I tend to buy all my 3D printing fibres from Faberdashery. They are by no means the cheapest, but I’ve found their quality and consistency to be very good, and they have a range of really nice colours that go well together, at least to my untrained artistic eye.
There is one little trick that the company plays that is really rather cunning. When they send you a box of fibres they always include a few metres of a colour you haven’t ordered, to play with. This is sneaky because it usually ends up with me ordering a full roll of that colour. Today I got some new fibre and found that they’d included some gold stuff. This is not just gold, it has tiny flecks in it that look really nice. The picture above doesn’t really do it justice,
I’ve never really managed to get a happy ending when I print very small objects, they just tend to merge into one molten looking lump. However, I thought I’d have a go because if things went badly at least I’d not waste much raw materials, which didn’t cost me any money anyway. So I printed out a couple of tiny owl earrings and I don’t think they’ve turned out half bad.

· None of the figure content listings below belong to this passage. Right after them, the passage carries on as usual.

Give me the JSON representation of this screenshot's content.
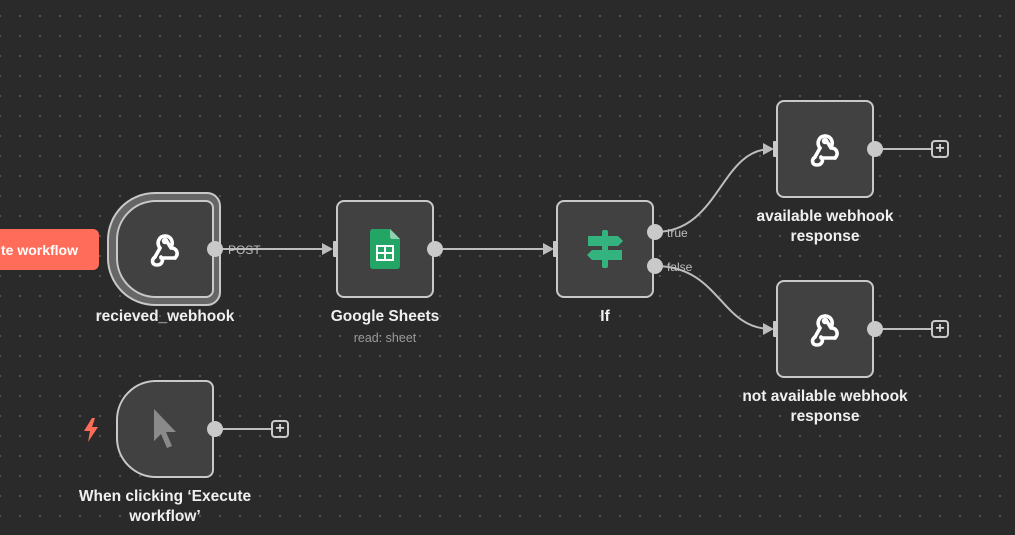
{
  "toolbar": {
    "execute_button_label": "te workflow"
  },
  "nodes": {
    "webhook_trigger": {
      "label": "recieved_webhook",
      "icon": "webhook-icon"
    },
    "google_sheets": {
      "label": "Google Sheets",
      "subtitle": "read: sheet",
      "icon": "google-sheets-icon"
    },
    "if_node": {
      "label": "If",
      "icon": "signpost-icon"
    },
    "available_response": {
      "label_line1": "available webhook",
      "label_line2": "response",
      "icon": "webhook-icon"
    },
    "not_available_response": {
      "label_line1": "not available webhook",
      "label_line2": "response",
      "icon": "webhook-icon"
    },
    "manual_trigger": {
      "label_line1": "When clicking ‘Execute",
      "label_line2": "workflow’",
      "icon": "cursor-icon"
    }
  },
  "edges": {
    "webhook_to_sheets_label": "POST",
    "if_true_label": "true",
    "if_false_label": "false"
  },
  "colors": {
    "canvas": "#2a2a2a",
    "node_fill": "#414141",
    "node_border": "#c9c9c9",
    "accent": "#ff6d5a",
    "sheets_green": "#23a566",
    "if_green": "#35b37e"
  }
}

A 3D printing tip: One of the things that determines the quality of the print is the “layer height”. The printer prints by laying down successive layers of plastic on top of each other. In theory, the thinner each layer the higher the resolution of the printing. My printer is supposed to be running at high quality when it prints layers which are a tenth of a millimetre thick. However I’ve found that in practice an ultra-thin layer doesn’t work very well. The print head is so close to the object being printed that it melts one layer as it puts the next on top, resulting in a sludgy looking mess. I’ve had much better results printing with thicker layers. The owls above were printed using layers that were a fifth of a millimetre in height. You can see each layer, but I quite like that, in the same way as wood has a grain, I quite like to be able to see how the object was constructed. I reckon it is worth trying to print out at with thicker layers sometimes. The printing will be quicker and it might even look nicer.